Sobre la vida y el tiempo de Tomás de Aquino se puede leer la novela de Louis de Wohl, La luz apacible (Palabra, Madrid, 2000).
La forma de escribir de los escolásticos, concisa, precisa y rigurosa, ha hecho que la lectura y estudio de nuestro filósofo haya quedado en manos de los especialistas. La reclusión en el ámbito de lo especializado ha hecho que no sólo Tomás de Aquino, sino todos los pensadores escolásticos, sean los grandes desconocidos por los lectores con inquietudes filosóficas. Para acercarnos a la figura y al pensamiento del Aquinate contamos con numerosas obras como: Santo Tomás de Aquino, de Chesterton (Espasa, Madrid, 1985), Santo Tomás de Aquino. El oficio de sabio, de Eudaldo Forment (Ariel, Barcelona, 2007), o la monumental obra de James A. Weisheipl, Tomás de Aquino. Vida, obras y doctrina (Eunsa, Pamplona, 1994).
Todos sus biógrafos cuentan que su familia había previsto para él el ingreso en la regla de san Benito, razón por la que a los cinco años entró como oblato en el monasterio benedictino de Montecasino. Sin embargo, cuando, siendo adolescente, fue a la Universidad de Nápoles, conoció la Orden de predicadores y decidió hacerse dominico. Aquel cambio de rumbo disgustó a su familia, ya que los frailes predicadores hacían voto de pobreza y renunciaban a los cargos eclesiásticos. Entonces Doña Teodora, su madre, ordenó a los hermanos de Tomás que lo raptasen y lo llevaran al monasterio de Roccasecca. Los raptores, junto a su víctima, hicieron noche en el castillo que la familia Aquino tenía en Montesangiovanni, y allí se las apañaron para introducir a una prostituta en la habitación del raptado. Tomás reaccionó orando y amenazando a la que creía una visión con un leño ardiendo. La mujer huyó despavorida y la castidad del joven fraile quedó ilesa.
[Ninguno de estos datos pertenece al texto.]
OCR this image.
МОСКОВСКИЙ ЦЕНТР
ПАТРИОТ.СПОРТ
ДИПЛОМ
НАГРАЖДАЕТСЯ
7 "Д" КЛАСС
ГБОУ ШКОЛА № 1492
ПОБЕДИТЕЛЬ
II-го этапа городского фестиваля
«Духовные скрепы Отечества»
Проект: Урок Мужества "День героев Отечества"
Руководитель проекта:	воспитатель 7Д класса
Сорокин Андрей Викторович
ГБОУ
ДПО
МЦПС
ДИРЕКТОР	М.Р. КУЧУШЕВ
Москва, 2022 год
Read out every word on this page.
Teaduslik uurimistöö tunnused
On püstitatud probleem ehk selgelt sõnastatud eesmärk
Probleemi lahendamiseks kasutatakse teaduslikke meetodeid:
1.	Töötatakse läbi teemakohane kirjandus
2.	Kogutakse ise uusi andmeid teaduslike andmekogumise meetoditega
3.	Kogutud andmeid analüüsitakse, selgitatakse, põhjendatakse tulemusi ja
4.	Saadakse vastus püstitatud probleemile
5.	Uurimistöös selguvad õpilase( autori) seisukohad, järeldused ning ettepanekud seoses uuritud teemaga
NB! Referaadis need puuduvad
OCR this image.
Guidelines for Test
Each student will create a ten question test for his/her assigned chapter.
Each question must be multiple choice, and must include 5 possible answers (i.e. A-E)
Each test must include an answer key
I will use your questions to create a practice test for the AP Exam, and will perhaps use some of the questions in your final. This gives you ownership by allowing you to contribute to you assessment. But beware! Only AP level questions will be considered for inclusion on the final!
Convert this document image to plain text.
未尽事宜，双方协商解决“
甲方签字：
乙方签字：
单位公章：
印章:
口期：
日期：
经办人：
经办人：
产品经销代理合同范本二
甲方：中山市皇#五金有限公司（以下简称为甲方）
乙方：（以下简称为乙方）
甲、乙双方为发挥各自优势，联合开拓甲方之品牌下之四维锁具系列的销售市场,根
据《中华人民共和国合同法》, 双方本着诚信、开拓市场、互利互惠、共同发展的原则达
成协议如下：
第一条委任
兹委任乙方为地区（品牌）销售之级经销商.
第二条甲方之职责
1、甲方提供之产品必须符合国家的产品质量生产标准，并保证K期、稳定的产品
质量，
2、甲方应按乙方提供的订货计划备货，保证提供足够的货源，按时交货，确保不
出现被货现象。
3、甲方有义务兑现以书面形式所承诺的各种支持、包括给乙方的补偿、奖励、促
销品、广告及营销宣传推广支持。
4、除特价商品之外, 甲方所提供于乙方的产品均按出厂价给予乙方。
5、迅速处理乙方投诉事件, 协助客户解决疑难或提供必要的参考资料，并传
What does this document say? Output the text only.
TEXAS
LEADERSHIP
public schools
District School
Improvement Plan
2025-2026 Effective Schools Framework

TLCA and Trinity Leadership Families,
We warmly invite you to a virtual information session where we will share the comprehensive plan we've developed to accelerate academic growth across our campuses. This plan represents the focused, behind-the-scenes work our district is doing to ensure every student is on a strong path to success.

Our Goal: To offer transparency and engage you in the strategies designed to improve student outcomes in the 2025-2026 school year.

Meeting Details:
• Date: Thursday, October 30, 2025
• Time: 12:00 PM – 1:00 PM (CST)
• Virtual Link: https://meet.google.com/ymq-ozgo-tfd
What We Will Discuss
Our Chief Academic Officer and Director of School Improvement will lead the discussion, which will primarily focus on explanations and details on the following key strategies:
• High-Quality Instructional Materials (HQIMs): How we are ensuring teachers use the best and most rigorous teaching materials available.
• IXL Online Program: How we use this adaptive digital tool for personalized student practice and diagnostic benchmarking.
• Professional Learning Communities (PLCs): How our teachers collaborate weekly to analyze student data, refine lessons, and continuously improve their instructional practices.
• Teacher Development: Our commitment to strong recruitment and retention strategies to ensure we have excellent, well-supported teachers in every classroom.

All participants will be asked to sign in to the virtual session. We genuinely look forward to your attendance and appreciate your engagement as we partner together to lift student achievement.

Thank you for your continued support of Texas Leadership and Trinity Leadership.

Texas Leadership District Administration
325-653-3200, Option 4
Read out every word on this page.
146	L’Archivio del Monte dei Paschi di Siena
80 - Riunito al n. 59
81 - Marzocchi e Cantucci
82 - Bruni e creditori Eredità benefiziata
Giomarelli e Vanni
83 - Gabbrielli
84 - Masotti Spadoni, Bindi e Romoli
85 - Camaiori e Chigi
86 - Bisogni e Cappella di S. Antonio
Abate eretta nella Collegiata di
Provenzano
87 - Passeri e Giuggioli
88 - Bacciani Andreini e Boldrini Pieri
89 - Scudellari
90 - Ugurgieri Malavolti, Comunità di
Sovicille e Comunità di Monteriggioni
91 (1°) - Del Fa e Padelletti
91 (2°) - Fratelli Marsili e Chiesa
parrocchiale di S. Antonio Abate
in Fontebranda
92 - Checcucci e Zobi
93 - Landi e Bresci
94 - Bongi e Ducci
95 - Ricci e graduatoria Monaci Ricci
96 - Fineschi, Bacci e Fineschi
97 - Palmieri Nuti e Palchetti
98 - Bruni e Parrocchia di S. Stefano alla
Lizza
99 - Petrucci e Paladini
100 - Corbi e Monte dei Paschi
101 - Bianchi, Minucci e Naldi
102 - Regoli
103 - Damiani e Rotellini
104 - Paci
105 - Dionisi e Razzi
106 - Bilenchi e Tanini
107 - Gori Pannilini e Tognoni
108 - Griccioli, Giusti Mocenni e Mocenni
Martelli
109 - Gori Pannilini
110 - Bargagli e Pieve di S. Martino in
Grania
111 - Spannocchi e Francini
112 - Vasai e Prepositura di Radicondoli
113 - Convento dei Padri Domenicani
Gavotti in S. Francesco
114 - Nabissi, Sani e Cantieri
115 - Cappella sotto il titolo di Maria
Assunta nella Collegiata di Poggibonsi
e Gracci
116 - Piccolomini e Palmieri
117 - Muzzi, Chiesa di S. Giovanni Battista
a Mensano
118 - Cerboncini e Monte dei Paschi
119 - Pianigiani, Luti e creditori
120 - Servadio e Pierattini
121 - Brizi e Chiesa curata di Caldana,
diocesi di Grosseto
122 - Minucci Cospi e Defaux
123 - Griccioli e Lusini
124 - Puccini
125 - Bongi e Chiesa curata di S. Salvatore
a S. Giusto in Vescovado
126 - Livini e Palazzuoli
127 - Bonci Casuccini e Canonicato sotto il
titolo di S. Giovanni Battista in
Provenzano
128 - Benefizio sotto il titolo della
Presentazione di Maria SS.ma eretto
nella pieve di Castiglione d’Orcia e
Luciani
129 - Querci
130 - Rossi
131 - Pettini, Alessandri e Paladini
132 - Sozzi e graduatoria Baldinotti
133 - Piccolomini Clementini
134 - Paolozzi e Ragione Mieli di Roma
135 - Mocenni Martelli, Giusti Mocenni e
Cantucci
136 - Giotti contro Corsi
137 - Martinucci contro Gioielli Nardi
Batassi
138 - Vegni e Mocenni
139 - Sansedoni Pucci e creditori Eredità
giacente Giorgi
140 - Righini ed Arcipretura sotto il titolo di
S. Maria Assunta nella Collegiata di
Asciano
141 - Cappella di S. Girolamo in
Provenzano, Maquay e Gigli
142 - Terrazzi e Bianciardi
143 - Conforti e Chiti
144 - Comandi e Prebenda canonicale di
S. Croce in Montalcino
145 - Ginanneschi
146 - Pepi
A la mañana siguiente fue trasladado a Roccasecca, donde permaneció recluido todo el verano, hasta que una noche, compinchado con sus hermanos, no los de sangre sino los de religión, se descolgó con una soga por la muralla y huyó.
Para valorar en su justa medida el rigor lógico, la riqueza temática y la apertura intelectual de los escolásticos, como Tomás de Aquino, conviene pararse a considerar las llamadas quaestiones quodlibetales. Dos veces al año, en Adviento y en Cuaresma, se fijaba un día para que los maestros disputaran sobre cualquier tema propuesto por los alumnos u otros maestros. M.ª Angeles Galino, en su Historia de la educación (Credos, Madrid, 1988, pp. 523-524) escribe: «Lo que caracteriza a las sesiones de quodlibet es su aire caprichoso y la incertidumbre que se cierne sobre ellas. En la disputa quodlibética cualquiera puede suscitar cualquier problema. El maestro puede esperarlo todo; pues debe disputar de quo libet en relación con la teología. Pero la restricción no tranquiliza mucho, porque pocos son los temas que no se relacionan con la teología, siendo ésta la ciencia de las ciencias. El maestro necesita una gran presencia de espíritu y una competencia casi universal. Tiene derecho a prescindir de las preguntas que estime inoportunas o que juzgue indiscretas, pero no debe abusar de este expediente. Su dialéctica debe abrirse camino respondiendo a las objeciones que los asistentes, opponentes, ocasionales o adversarios, serios y convencidos le hayan formulado con todo derecho, y también aprovechará para exponer o refutar otras tesis que le interesen».